Pilar Mateo's scientific and research activity has been driven for years by the need to put Science at the service of people who need it. She shares, with other scientists like Eleanor Omerod (1828-1901) , her interest in solving problems caused by insects to indigenous communities (in the case of Pilar Mateo), or ranchers and farmers (in the case of Eleanor Omerod).
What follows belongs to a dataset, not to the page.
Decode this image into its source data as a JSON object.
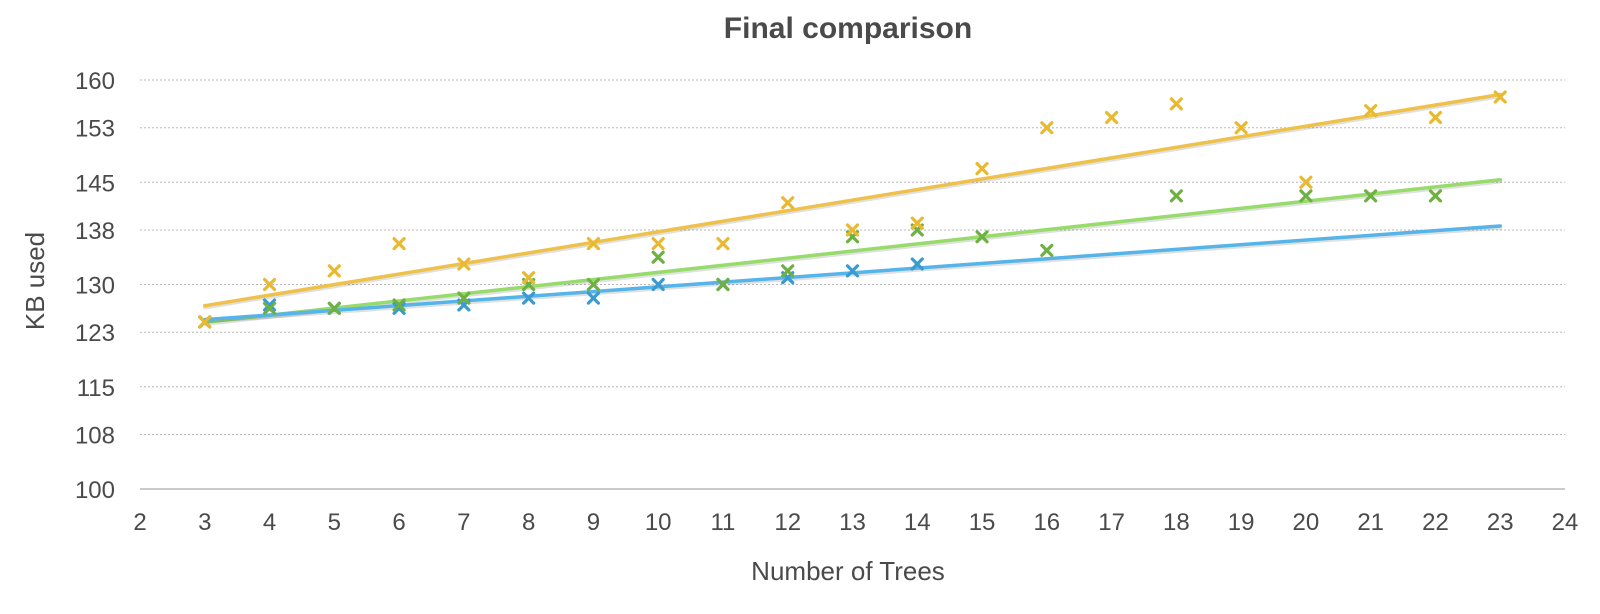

Pilar Mateo is one of the many Spanish scientists, among whom are Alicia Calderón, a physicist who participated in the discovery of the Higgs Boson, Elena García Armada, creator of the bionic exoskeleton called Atlas 2020, or Mara Dierssen, an expert in neurobiology and pharmacology, considered at the forefront of international research.
Precursors of Pilar Mateo were Rachel Carson (1907-1964), marine biologist, zoologist and writer, who concluded after several studies that pesticides were destroying the environment, the conservationist Beatrix Potter and the nature photographer, writer and ecologist Jane Stratton-Porter. Shirley Briggs, as well as being an ornithologist and naturalist, collaborated in her work as a photographer.
The scientist Theo Colborn continued to research and publish on toxic chemicals, extending Rachel Carson's legacy. Frances Oldham Kelsey, a contemporary and connoisseur of Carson's work, worked in pharmacological medicine and prevented the use of thalidomide in the USA, which prevented the tragedy that occurred in other countries.